Michael Turpin is frequent speaker, writer and practicing benefits consultant across a 27 year career that spanned assignments in the US and in Europe. He served as the northeast regional CEO for United Healthcare and Oxford Health from 2005-2008 and is currently Executive Vice President for Benefits for the New York based broker, USI insurance Services. He blogs regularly at Usturpin’s Blog.

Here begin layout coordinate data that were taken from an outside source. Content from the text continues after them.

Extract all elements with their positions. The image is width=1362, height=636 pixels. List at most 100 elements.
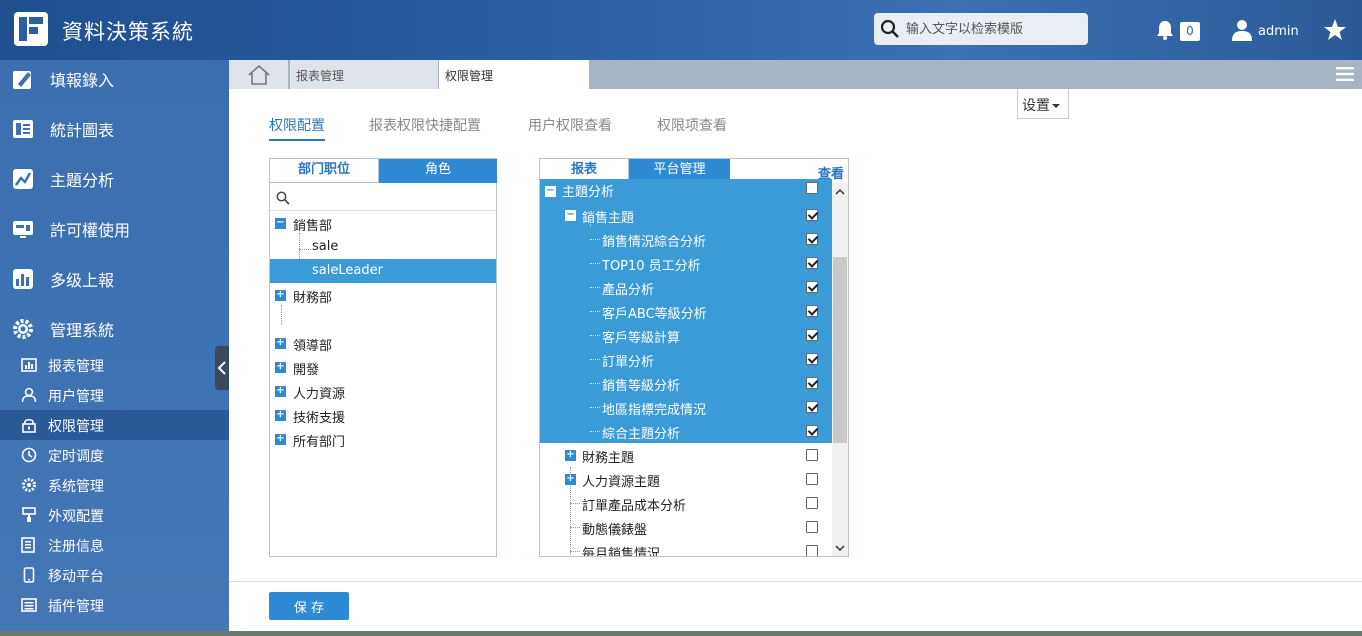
view-checkbox[interactable] xyxy=(806,233,818,245)
tree-node-label: 訂單產品成本分析 xyxy=(582,499,687,514)
tree-node-leadership-dept[interactable]: + 領導部 xyxy=(270,331,496,355)
tree-node-development[interactable]: + 開發 xyxy=(270,355,496,379)
view-checkbox[interactable] xyxy=(806,257,818,269)
tree-scrollbar[interactable] xyxy=(832,183,848,556)
collapse-minus-icon[interactable]: − xyxy=(565,210,576,221)
hamburger-menu-icon[interactable] xyxy=(1336,67,1354,81)
expand-plus-icon[interactable]: + xyxy=(275,290,286,301)
sidebar-sub-register[interactable]: 注册信息 xyxy=(0,530,229,560)
sidebar-item-multi-report[interactable]: 多级上報 xyxy=(0,260,229,300)
tree-node-sale[interactable]: sale xyxy=(270,235,496,259)
favorite-star-icon[interactable] xyxy=(1323,18,1347,42)
tree-node-overall-theme[interactable]: 綜合主題分析 xyxy=(540,419,832,443)
view-checkbox[interactable] xyxy=(806,401,818,413)
sidebar-sub-report-manage[interactable]: 报表管理 xyxy=(0,350,229,380)
view-checkbox[interactable] xyxy=(806,521,818,533)
sidebar-item-system-manage[interactable]: 管理系統 xyxy=(0,310,229,350)
expand-plus-icon[interactable]: + xyxy=(275,338,286,349)
tree-node-finance-theme[interactable]: + 財務主題 xyxy=(540,443,832,467)
chevron-down-icon[interactable] xyxy=(835,543,845,553)
subtab-user-permission-view[interactable]: 用户权限查看 xyxy=(528,115,612,135)
view-checkbox[interactable] xyxy=(806,449,818,461)
tab-department-position[interactable]: 部门职位 xyxy=(270,159,379,183)
analysis-icon xyxy=(13,169,33,189)
tree-node-customer-abc[interactable]: 客戶ABC等級分析 xyxy=(540,299,832,323)
tree-node-monthly-sales[interactable]: 每月銷售情況 xyxy=(540,539,832,557)
tree-node-sales-level[interactable]: 銷售等級分析 xyxy=(540,371,832,395)
tree-node-order-cost[interactable]: 訂單產品成本分析 xyxy=(540,491,832,515)
view-checkbox[interactable] xyxy=(806,305,818,317)
view-checkbox[interactable] xyxy=(806,329,818,341)
tree-line xyxy=(570,551,580,552)
expand-plus-icon[interactable]: + xyxy=(275,434,286,445)
tab-role[interactable]: 角色 xyxy=(379,159,497,183)
view-checkbox[interactable] xyxy=(806,281,818,293)
collapse-minus-icon[interactable]: − xyxy=(545,186,556,197)
save-button[interactable]: 保 存 xyxy=(269,592,349,620)
settings-dropdown[interactable]: 设置 xyxy=(1017,89,1069,119)
sidebar-item-permission-use[interactable]: 許可權使用 xyxy=(0,210,229,250)
tree-node-theme-analysis[interactable]: − 主題分析 xyxy=(540,179,832,203)
expand-plus-icon[interactable]: + xyxy=(275,362,286,373)
tree-node-label: 客戶等級計算 xyxy=(602,331,681,346)
tree-node-sales-theme[interactable]: − 銷售主題 xyxy=(540,203,832,227)
sidebar-sub-appearance[interactable]: 外观配置 xyxy=(0,500,229,530)
user-name[interactable]: admin xyxy=(1258,24,1299,39)
tree-node-label: 主題分析 xyxy=(562,185,615,200)
tree-node-region-kpi[interactable]: 地區指標完成情況 xyxy=(540,395,832,419)
expand-plus-icon[interactable]: + xyxy=(565,450,576,461)
chevron-up-icon[interactable] xyxy=(835,187,845,197)
expand-plus-icon[interactable]: + xyxy=(275,410,286,421)
expand-plus-icon[interactable]: + xyxy=(275,386,286,397)
tree-node-customer-level[interactable]: 客戶等級計算 xyxy=(540,323,832,347)
tree-node-hr-theme[interactable]: + 人力資源主題 xyxy=(540,467,832,491)
sidebar-item-form-entry[interactable]: 填報錄入 xyxy=(0,60,229,100)
sidebar-sub-plugin[interactable]: 插件管理 xyxy=(0,590,229,620)
department-search[interactable] xyxy=(270,185,496,211)
tree-node-order-analysis[interactable]: 訂單分析 xyxy=(540,347,832,371)
sidebar-sub-schedule[interactable]: 定时调度 xyxy=(0,440,229,470)
view-checkbox[interactable] xyxy=(806,182,818,194)
view-checkbox[interactable] xyxy=(806,545,818,556)
tab-permission-manage[interactable]: 权限管理 xyxy=(439,60,589,89)
sidebar-item-stat-chart[interactable]: 統計圖表 xyxy=(0,110,229,150)
tree-node-top10[interactable]: TOP10 员工分析 xyxy=(540,251,832,275)
tree-node-sales-dept[interactable]: − 銷售部 xyxy=(270,211,496,235)
tree-node-label: 人力資源主題 xyxy=(582,475,661,490)
tree-node-label: 開發 xyxy=(293,363,320,378)
subtab-permission-item-view[interactable]: 权限项查看 xyxy=(657,115,727,135)
view-checkbox[interactable] xyxy=(806,353,818,365)
user-avatar-icon[interactable] xyxy=(1232,19,1252,41)
view-checkbox[interactable] xyxy=(806,425,818,437)
view-checkbox[interactable] xyxy=(806,473,818,485)
tree-node-label: 每月銷售情況 xyxy=(582,547,661,557)
tree-node-all-depts[interactable]: + 所有部门 xyxy=(270,427,496,451)
tree-node-dashboard[interactable]: 動態儀錶盤 xyxy=(540,515,832,539)
tree-node-hr[interactable]: + 人力資源 xyxy=(270,379,496,403)
tree-node-sales-overview[interactable]: 銷售情況綜合分析 xyxy=(540,227,832,251)
view-checkbox[interactable] xyxy=(806,497,818,509)
sidebar-sub-user-manage[interactable]: 用户管理 xyxy=(0,380,229,410)
sidebar-sub-system[interactable]: 系统管理 xyxy=(0,470,229,500)
sidebar-sub-mobile[interactable]: 移动平台 xyxy=(0,560,229,590)
template-search[interactable] xyxy=(874,13,1088,45)
bell-icon[interactable] xyxy=(1154,19,1176,41)
tree-node-finance-dept[interactable]: + 財務部 xyxy=(270,283,496,307)
expand-plus-icon[interactable]: + xyxy=(565,474,576,485)
tab-home[interactable] xyxy=(229,60,289,89)
scroll-thumb[interactable] xyxy=(833,257,847,443)
subtab-permission-config[interactable]: 权限配置 xyxy=(269,115,325,141)
sidebar-sub-permission-manage[interactable]: 权限管理 xyxy=(0,410,229,440)
sidebar-collapse-handle[interactable] xyxy=(215,346,229,390)
tree-node-saleleader[interactable]: saleLeader xyxy=(270,259,496,283)
collapse-minus-icon[interactable]: − xyxy=(275,218,286,229)
subtab-report-quick-config[interactable]: 报表权限快捷配置 xyxy=(369,115,481,135)
sidebar-item-theme-analysis[interactable]: 主題分析 xyxy=(0,160,229,200)
notification-count[interactable]: 0 xyxy=(1180,22,1200,41)
tree-node-tech-support[interactable]: + 技術支援 xyxy=(270,403,496,427)
search-input[interactable] xyxy=(906,13,1082,45)
tree-node-product-analysis[interactable]: 產品分析 xyxy=(540,275,832,299)
view-checkbox[interactable] xyxy=(806,377,818,389)
view-checkbox[interactable] xyxy=(806,209,818,221)
tab-report-manage[interactable]: 报表管理 xyxy=(290,60,438,89)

I really enjoyed reading this post about what “must” happen in the new healthcare systems that is “erupting”. However, what “must” happen will be a long fought battle with the stakeholders you mention. The board of directors and stockholders of insurance companies will fight to prevent a loss in profit margins in order to be compliant with the new regulations. This is an opportunity for the insurance industry to revamp itself as a proponent of the wellness and healthcare for all people. Your statement that private insurers need to become pioneers of providing primary care for underserved populations is spot on. Insurers can become educators of consumers in order to facilitate the medical home model of healthcare. Without education and a change in consumption of healthcare, universal coverage (healthcare for all) will never be a reality. Wellness and illness prevention need to be the focus. This is an opportunity to expand our primary care provider base and reimburse all providers—doctors, nurse practitioners, and physician assistants–for the education and care they provide. It’s an opportunity for insurers to work with government agencies to advocate for appropriate reimbursement and change the way the public views its healthcare. The changes you say “must” happen shift our thinking from illness-based to wellness-based healthcare, a long-standing care practice for nursing. It’s time for the changes as we can no longer sustain our “sick care” model.
Thank you very much!
When hospitals agree to spend more on prevention than treatment, it will only be reluctantly so.
The specialists, especially the most talented ones, may consider leaving the field, as is being considered now.